I’m still trying to figure out what role I want social media to play in my life and I wonder if my 98 percent of positive posts also add to our collective perception that other people’s lives are “perfect”… and I’m concerned that this perception adds pain to those who are suffering. I worry, too, that perhaps the onslaught of “positivity posts” chips away at our urge to make real connections with others, to probe beneath the profiles we’ve created for ourselves and actively listen to those in pain.
I think about Aldous Huxley’s “Brave New World” a great deal. I worry that this is the reality he warned us of: a culture where we are all so distracted by things we can enjoy—or buy—that we are missing what makes us human. And I worry that I’m often contributing to that culture.
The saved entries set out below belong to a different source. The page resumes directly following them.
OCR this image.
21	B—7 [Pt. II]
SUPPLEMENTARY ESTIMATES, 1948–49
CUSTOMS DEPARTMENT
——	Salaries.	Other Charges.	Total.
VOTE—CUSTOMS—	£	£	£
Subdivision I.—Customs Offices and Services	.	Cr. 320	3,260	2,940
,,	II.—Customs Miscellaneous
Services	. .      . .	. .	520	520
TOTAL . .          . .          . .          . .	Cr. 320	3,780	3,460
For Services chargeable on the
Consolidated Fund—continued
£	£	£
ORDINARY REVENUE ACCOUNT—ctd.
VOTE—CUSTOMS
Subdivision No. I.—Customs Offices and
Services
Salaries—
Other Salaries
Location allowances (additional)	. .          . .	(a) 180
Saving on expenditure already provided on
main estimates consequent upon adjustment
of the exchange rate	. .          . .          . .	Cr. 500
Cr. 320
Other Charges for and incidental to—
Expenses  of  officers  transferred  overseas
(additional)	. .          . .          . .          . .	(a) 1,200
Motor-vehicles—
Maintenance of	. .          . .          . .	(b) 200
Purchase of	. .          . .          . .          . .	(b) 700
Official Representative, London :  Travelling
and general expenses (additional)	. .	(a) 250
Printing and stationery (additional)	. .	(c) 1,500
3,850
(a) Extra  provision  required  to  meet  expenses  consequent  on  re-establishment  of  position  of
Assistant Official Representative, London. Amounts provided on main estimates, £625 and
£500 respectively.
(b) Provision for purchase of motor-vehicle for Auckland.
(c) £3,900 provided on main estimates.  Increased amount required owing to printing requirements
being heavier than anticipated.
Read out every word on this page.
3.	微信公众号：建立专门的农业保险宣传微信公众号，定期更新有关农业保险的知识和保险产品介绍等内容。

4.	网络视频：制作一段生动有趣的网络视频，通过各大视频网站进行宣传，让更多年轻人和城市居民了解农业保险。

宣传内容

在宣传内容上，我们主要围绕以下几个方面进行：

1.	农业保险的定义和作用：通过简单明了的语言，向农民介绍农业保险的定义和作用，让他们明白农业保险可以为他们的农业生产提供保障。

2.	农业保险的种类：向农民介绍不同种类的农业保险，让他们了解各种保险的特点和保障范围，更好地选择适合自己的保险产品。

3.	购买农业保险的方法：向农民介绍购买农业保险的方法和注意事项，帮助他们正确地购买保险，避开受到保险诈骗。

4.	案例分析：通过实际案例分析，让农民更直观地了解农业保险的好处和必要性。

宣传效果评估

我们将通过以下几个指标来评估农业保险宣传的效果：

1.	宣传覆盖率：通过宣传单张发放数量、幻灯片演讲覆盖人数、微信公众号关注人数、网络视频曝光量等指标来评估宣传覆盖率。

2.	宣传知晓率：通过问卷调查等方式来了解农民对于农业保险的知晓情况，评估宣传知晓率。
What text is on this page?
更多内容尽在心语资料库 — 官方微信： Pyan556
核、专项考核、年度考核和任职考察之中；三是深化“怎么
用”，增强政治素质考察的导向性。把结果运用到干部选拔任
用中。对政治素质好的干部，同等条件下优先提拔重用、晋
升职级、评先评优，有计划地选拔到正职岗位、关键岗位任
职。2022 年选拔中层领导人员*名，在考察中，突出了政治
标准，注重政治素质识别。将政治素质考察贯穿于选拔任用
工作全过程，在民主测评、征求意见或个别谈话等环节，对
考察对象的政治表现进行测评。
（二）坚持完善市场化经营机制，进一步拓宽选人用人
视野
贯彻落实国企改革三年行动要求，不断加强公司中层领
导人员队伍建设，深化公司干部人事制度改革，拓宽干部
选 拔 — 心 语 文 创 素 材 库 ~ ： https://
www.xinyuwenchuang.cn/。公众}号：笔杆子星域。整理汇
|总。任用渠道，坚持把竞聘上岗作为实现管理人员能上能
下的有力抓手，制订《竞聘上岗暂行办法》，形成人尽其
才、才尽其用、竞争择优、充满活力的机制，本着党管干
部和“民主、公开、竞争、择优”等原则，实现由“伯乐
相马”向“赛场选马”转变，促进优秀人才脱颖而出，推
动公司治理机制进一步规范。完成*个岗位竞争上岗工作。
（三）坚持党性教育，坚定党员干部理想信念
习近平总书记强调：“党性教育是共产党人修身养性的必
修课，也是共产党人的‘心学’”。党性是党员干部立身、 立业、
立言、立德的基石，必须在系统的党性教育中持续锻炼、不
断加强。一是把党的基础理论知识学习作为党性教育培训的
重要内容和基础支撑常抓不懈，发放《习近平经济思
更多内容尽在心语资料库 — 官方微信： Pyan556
Of course, there are plenty of us who do share painful stories on social media, and Facebook itself offers a constant stream of negative updates. While I may try to keep my own social media primarily “positive,” I first learned of the ISIS beheadings on Facebook and I’m hit almost daily with news of Ebola updates and refugees in Syria.
After a steady onslaught of social media, is it any wonder we sometimes feel numb to the suffering—or joy—of others?
Last June, the New York Times reported Facebook conducted a sketchy study in which researchers secretly manipulated the newsfeeds of 689,003 users by altering their number of positive and negative posts. The researchers found what you might expect: Those who received the continually positive posts (think: cat diaries and dogs reunited with veterans) wrote their own positive posts. Those stuck with a constant stream of negativity were more negative in their own posts.
We all know emotions can be contagious, but maybe we haven’t yet considered how impacted those emotions are by social media. And perhaps we aren’t yet concerned enough about how apathetic a steady diet of negative—or positive—news can make us over time. Maybe we forget that social media platforms are just that—platforms, our own personal mirages that feed our delusions about ourselves and others.
Because maybe, as the video with the moonwalking bear concludes, “It’s easy to miss something you’re not looking for.”